Gold-plated liposomes an anti-cancer stocking stuffer

No, gold-plated liposomes are not a luxury gift that you'll find in your Christmas stocking this year, but they could someday give cancer patients the gift of life by selectively knocking out cancer cells while leaving healthy ones alone. This holiday gift comes courtesy of Marek Romanowski, an associate professor of biomedical engineering in the University of Arizona's College of Engineering, along with the grad students in his lab, Xenia Kachur and Sarah Leung.

Drug-carrying liposomes, a game-changing drug-delivery technology, are nanoscale "bubbles" made of organic lipids already present in human cells.
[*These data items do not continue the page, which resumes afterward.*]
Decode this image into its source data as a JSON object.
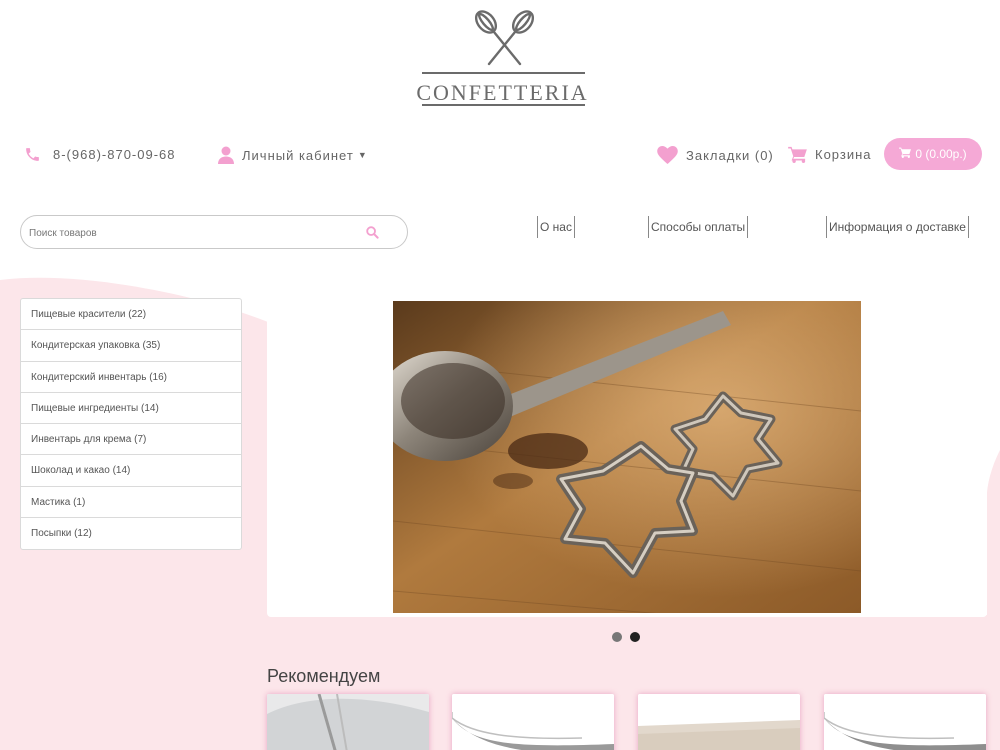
{
  "brand": {
    "name": "CONFETTERIA",
    "logo_icon": "crossed-whisks-icon"
  },
  "topbar": {
    "phone": "8-(968)-870-09-68",
    "account_label": "Личный кабинет",
    "bookmarks_label": "Закладки (0)",
    "cart_label": "Корзина",
    "cart_button": "0 (0.00р.)"
  },
  "search": {
    "placeholder": "Поиск товаров",
    "value": ""
  },
  "info_links": [
    "О нас",
    "Способы оплаты",
    "Информация о доставке"
  ],
  "categories": [
    "Пищевые красители (22)",
    "Кондитерская упаковка (35)",
    "Кондитерский инвентарь (16)",
    "Пищевые ингредиенты (14)",
    "Инвентарь для крема (7)",
    "Шоколад и какао (14)",
    "Мастика (1)",
    "Посыпки (12)"
  ],
  "slider": {
    "image": "ladle-and-star-cookie-cutters",
    "slides": 2,
    "active_slide": 2
  },
  "recommended": {
    "title": "Рекомендуем",
    "products": [
      {
        "image": "glass-product"
      },
      {
        "image": "grey-spatula-product"
      },
      {
        "image": "powder-product"
      },
      {
        "image": "grey-spatula-product"
      }
    ]
  },
  "colors": {
    "accent": "#f5a9d6",
    "background_pink": "#fce6ea",
    "text": "#555555"
  }
}
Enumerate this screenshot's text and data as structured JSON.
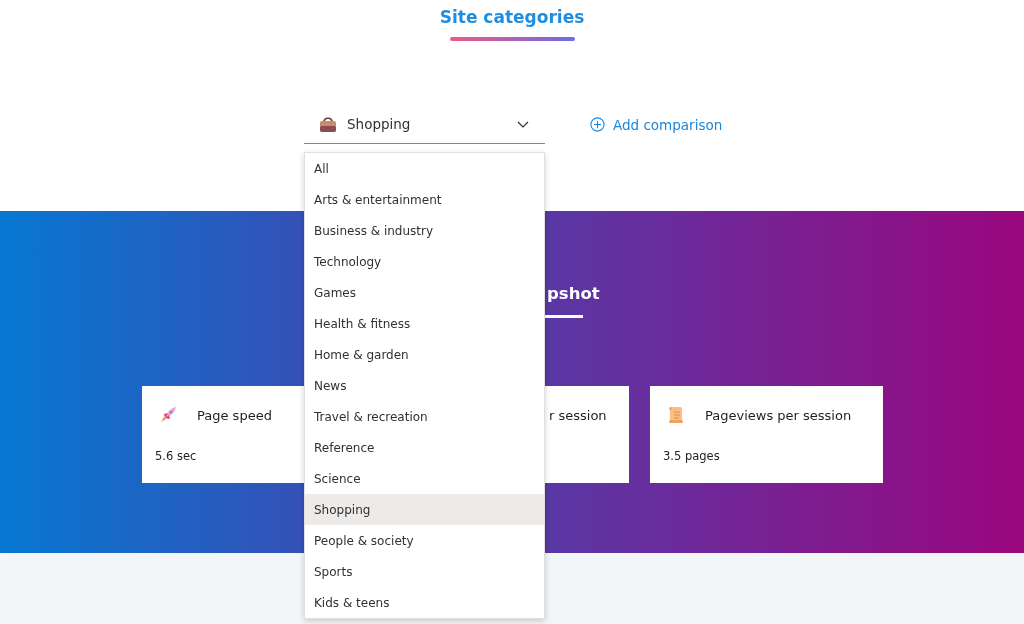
{
  "header": {
    "title": "Site categories"
  },
  "category_select": {
    "value": "Shopping",
    "expanded": true
  },
  "add_comparison": {
    "label": "Add comparison"
  },
  "category_menu": {
    "items": [
      {
        "label": "All",
        "selected": false
      },
      {
        "label": "Arts & entertainment",
        "selected": false
      },
      {
        "label": "Business & industry",
        "selected": false
      },
      {
        "label": "Technology",
        "selected": false
      },
      {
        "label": "Games",
        "selected": false
      },
      {
        "label": "Health & fitness",
        "selected": false
      },
      {
        "label": "Home & garden",
        "selected": false
      },
      {
        "label": "News",
        "selected": false
      },
      {
        "label": "Travel & recreation",
        "selected": false
      },
      {
        "label": "Reference",
        "selected": false
      },
      {
        "label": "Science",
        "selected": false
      },
      {
        "label": "Shopping",
        "selected": true
      },
      {
        "label": "People & society",
        "selected": false
      },
      {
        "label": "Sports",
        "selected": false
      },
      {
        "label": "Kids & teens",
        "selected": false
      }
    ]
  },
  "snapshot": {
    "title": "pshot",
    "cards": [
      {
        "kind": "rocket",
        "title": "Page speed",
        "value": "5.6 sec"
      },
      {
        "kind": "covered",
        "title": "r session"
      },
      {
        "kind": "scroll",
        "title": "Pageviews per session",
        "value": "3.5 pages"
      }
    ]
  }
}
Liposomes ordinarily accumulate around a cancer tumor because tumor cells have extra openings to blood vessels to feed the quickly growing disease. So, extra blood flow also means that more liposomes are likely to accumulate in the tumor cells. They break down and release the cancer-fighting therapeutics.

But this breakdown of liposomes at the tumor site is not as controlled as researchers would like it to be. That is where the gold-plating--or coating--comes in. "A property of gold is that it can convert near infrared light into heat," says Kachur in a news feature on UA's website. "By putting gold on the surface of these liposomes, we can then put in a stimulus such as near-infrared light. The gold converts the light into heat, the heat causes the liposome to become leaky, and then whatever's really concentrated inside can diffuse out through the leaky liposome."

So, through controlled use of infrared light, the liposomes leak exactly when and where researchers want them to. But this will have to be a ghost of Christmas future. There's still much research needed before gold-plated liposomes can go under the tree.